A primary calcium (Ca2+) entry pathway into non-excitable cells is through the store-operated Ca2+ release
activated Ca2+ (CRAC) channel. Ca2+ entry into cells is responsible for the initiation of diverse signalling
cascades that affect essential cellular processes like gene regulation, cell growth and death, secretion and gene
transcription. Upon depletion of intracellular Ca2+ stores within the endoplasmic reticulum (ER), the CRAC
channel opens to refill depleted stores. The two key limiting molecular players of the CRAC channel are the
stromal interaction molecule (STIM1) embedded in the ER-membrane and Orai1, residing in the plasma membrane
(PM), respectively. Together, they form a highly Ca2+ selective ion channel complex.

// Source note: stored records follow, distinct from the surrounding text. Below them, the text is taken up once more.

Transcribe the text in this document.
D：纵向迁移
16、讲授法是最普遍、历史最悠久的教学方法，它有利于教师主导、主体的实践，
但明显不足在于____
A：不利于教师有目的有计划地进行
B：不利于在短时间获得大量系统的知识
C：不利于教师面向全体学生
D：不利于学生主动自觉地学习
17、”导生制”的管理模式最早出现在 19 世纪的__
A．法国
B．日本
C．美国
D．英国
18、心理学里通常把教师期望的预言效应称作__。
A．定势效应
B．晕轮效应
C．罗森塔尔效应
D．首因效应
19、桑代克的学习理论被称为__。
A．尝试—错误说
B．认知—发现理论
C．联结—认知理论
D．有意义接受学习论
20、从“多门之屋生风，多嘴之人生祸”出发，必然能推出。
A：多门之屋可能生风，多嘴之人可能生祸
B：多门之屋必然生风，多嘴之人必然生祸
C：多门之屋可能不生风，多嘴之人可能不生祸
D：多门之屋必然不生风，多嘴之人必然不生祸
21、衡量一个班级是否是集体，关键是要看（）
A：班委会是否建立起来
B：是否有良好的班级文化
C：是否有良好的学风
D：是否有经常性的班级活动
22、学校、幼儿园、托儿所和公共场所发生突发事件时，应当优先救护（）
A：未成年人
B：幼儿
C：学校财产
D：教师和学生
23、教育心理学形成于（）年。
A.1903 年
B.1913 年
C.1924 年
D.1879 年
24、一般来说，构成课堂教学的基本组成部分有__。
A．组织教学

STIM1 senses the
Ca2+ content of the ER and confers Ca2+ store-depletion into the opening of Orai1 channels in the PM for
triggering Ca2+-dependent gene transcription, T-cell activation or mast cell degranulation. The interplay of Orai
and STIM proteins in the CRAC channel signalling cascade has been the main focus of research for more than
twelve years. This chapter focuses on current knowledge and main experimental advances in the understanding
of Orai1 activation by STIM1, thereby portraying key mechanistic steps in the CRAC channel signalling cascade.